It's official: As of last Wednesday, Zillow Group (Z 4.49%) completed its integration of Trulia, an effort capped by combination of the two companies' advertising products. The milestone came nearly seven months after Zillow's $2.5 billion stock-for-stock acquisition of its online real estate peer was finalized this past February.
Along with the announcement, Zillow also unveiled its new "Premier Agent" advertising platform, which allows clients to seamlessly purchase and manage advertising across Zillow Group's four consumer-facing brands including Zillow, Trulia, Hotpads, and StreetEasy. To commemorate the occasion, Zillow arranged for the team responsible for the real estate advertising integration to ring the opening bell at NASDAQ:
But this also raises the question: What's the big deal? Though it marked the final step in the process, there was plenty of other work that preceded it, including the previously announced integrations of Zillow's and Trulia's mortgages, rentals, and display media businesses.
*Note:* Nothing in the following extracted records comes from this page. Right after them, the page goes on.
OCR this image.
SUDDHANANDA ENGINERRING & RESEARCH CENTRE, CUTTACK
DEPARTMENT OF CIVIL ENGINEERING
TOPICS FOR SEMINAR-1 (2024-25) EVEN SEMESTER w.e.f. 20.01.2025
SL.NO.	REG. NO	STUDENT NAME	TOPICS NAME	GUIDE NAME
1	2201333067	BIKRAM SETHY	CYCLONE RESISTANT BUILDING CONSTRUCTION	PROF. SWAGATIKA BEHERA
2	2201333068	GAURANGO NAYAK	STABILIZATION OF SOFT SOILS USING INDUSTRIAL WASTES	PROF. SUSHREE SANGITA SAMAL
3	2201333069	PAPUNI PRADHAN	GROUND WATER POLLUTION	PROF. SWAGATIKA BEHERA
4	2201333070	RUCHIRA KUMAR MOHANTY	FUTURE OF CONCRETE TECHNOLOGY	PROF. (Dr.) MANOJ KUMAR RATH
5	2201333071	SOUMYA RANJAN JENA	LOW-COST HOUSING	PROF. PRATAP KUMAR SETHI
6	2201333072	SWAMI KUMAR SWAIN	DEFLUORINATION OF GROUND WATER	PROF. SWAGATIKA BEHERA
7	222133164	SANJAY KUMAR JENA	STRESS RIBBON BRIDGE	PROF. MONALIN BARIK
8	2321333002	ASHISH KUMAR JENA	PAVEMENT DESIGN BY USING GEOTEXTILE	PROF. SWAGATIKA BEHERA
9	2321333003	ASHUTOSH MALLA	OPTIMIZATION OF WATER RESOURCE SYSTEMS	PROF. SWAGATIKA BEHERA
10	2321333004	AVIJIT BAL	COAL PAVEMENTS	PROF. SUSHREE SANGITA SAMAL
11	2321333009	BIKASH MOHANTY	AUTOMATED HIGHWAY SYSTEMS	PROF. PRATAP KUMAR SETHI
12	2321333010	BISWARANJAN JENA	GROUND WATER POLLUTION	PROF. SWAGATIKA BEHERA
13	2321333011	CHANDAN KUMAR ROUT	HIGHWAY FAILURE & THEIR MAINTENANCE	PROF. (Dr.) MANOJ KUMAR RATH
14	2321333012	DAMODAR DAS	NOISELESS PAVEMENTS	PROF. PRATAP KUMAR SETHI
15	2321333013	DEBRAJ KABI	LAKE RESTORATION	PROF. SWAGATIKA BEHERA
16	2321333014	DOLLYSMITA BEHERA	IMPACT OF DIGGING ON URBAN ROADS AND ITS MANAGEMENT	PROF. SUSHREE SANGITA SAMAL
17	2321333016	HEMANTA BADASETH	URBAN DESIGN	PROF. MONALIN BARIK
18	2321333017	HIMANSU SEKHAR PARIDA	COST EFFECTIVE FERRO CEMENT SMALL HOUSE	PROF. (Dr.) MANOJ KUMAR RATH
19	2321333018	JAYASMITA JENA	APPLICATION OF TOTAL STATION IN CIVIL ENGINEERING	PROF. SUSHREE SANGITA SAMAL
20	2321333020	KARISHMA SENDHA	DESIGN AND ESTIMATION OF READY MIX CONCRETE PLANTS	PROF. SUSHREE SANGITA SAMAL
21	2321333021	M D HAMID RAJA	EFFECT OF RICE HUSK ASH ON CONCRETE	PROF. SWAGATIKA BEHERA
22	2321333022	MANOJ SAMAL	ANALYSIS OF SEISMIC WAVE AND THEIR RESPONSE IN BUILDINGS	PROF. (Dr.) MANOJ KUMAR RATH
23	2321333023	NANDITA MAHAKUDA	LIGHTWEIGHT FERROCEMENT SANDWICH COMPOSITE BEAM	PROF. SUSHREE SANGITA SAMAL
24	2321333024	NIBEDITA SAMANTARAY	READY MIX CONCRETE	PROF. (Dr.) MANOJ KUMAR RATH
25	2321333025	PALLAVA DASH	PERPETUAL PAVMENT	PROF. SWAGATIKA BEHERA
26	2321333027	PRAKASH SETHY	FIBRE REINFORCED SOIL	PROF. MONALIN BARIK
And those already-complete segments are growing quickly. Mortgage revenue most recently climbed 44% year over year to $10.4 million last quarter, with traffic, loan requests, and contact volumes all significantly outperforming broader mortgage industry trends. Meanwhile, in May Rascoff revealed Zillow Rentals has already exceeded its early goal of reaching a $10 million annualized revenue run rate -- a feat the mortgages segment took four years to achieve. Thanks to the enormous scale Trulia brings to the table, Rascoff also predicted rentals will exceed mortgages' roughly $40 million annualized rate "within the next few years."
Why the new "Premium Agent" platform matters
But why all the fanfare with the final piece of the puzzle in real estate advertising?
For one, it's easily Zillow's most lucrative revenue stream. Real estate revenue increased 37% year over year last quarter to $122.6 million, representing over 72% of total sales. Excluding sales from Market Leader, a real estate CRM software company Zillow inherited in the acquisition and sold earlier this month, real estate's share of total revenue would have been over 77%.
This piece was also by far the most complicated. For perspective, integration of both the mortgages and display media segments were already complete by the end of April. And in Zillow Group's most recent quarterly report, management told investors the aim was to complete the real estate advertising segment work by the end of the third quarter. And even that was an improvement over Zillow's initial goal to finalize all integration activity by the end of 2015. .
Of course, this could simply be a case of Zillow repeatedly underpromising and overdelivering. But either way, investors should be more than happy Zillow was able to finish earlier than anticipated -- especially since the FTC approval process for the acquisition was drawn out longer than expected in the first place. According to Rascoff when he described 2015 as a "transition year" in April, the FTC's delay left Zillow "trending a couple quarters behind" where it wanted to be.
Mission accomplished -- now the real work begins
Consequently, he also insisted fully completing the integration was Zillow's top priority for 2015. With that top priority accomplished, Zillow's customers will now be able to more easily take advantage of advertising across all of Zillow Group portfolio of largely complementary sites -- and to a massive audience of almost 141 million monthly unique visitors -- using a single, seamless platform. If that's not enough to accelerate Zillow's ability to grow its share of the $13 billion agents spend annually advertising their real estate listings, I don't know what is.